14
de fevereiro de
2005
O jogo
de memória e esquecimento elaborado pelo realizador inglês
Michael Winterbottom em Código 46 (Code 46; 2003) evoca
imediatamente certos conceitos de filmar o cérebro e o
sentimento humanos trazidos ao cinema pelo diretor francês
Alain Resnais em O ano passado em Marienbad (1961). Sem o intelectualismo
de Resnais, substituindo-o por uma nervura pós-moderna
e futurista em que os focos múltiplos da imagem e seus
subterrâneos sígnicos identificam as exasperações
da condição humana, Winterbottom monta em cena
um relacionamento amoroso que ele esquece e ela eternamente está a
lembrar, como deixa claro a frase-off no último quadro
do filme dita pela mulher, que é quem (detentora das lembranças
dos acontecimentos) narra o filme.
As
relações entre o bom burguês que investiga
fraudes em seguros e a garota que ludibria os rígidos
códigos de controle do futuro, são difusas, perplexas,
expostas em imagens transcendentemente cinematográficas.

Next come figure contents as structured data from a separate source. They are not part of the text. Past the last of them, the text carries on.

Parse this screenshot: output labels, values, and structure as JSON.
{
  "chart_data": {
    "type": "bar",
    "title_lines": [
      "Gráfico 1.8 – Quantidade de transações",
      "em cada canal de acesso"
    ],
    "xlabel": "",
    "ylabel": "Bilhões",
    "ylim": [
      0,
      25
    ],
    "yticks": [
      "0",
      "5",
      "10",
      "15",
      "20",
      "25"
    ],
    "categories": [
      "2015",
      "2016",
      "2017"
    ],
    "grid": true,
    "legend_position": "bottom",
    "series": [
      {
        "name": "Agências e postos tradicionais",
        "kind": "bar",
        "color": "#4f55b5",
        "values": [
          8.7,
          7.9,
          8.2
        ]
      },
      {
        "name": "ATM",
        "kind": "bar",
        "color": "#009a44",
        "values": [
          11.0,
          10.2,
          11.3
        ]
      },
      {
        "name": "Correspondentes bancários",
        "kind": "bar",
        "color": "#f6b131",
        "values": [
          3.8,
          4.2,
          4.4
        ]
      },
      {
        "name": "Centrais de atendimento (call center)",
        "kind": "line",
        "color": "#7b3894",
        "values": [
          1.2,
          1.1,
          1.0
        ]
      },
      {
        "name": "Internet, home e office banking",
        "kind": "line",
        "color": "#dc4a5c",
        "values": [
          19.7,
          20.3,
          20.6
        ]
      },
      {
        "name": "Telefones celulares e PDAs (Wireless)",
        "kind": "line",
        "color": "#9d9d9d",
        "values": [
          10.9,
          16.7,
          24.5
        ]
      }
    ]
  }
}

Uma das perversas ironias de conceito da realização é na
verdade sua base temática: o correto investigador estaria
infringindo o código 46, que impede relações
entre parentes, pois a garota tem a mesma linha de DNA que a
dele; daí, seu esquecimento e a insistência dela
em lembrar, pois ela é um espírito transgressor
e ele voltará sem culpa para os braços de sua mulher
e de seu filho.
Código 46 inclui uma das mais tensas e extraordinárias
seqüências de amor do cinema recente. O homem amarra
a parceira na cabeceira da cama antes de começar a copular
com ela; vemos de passagem sua vagina inteiramente depilada,
seus trejeitos de avanços e recuos à investida
do homem, depois a câmara se posiciona num primeiro plano
para captar unicamente o rosto da mulher durante todo o ato sexual. É como
se a câmara (que é o olhar e o corpo do espectador)
estivesse fazendo amor com a personagem.
O
novo trabalho de Winterbottom é um notável avanço
formal relativamente às técnicas semidocumentais
de Bem-vindo a Sarajevo (1997) e A festa
nunca termina (2002),
seus outros trabalhos conhecidos por aqui.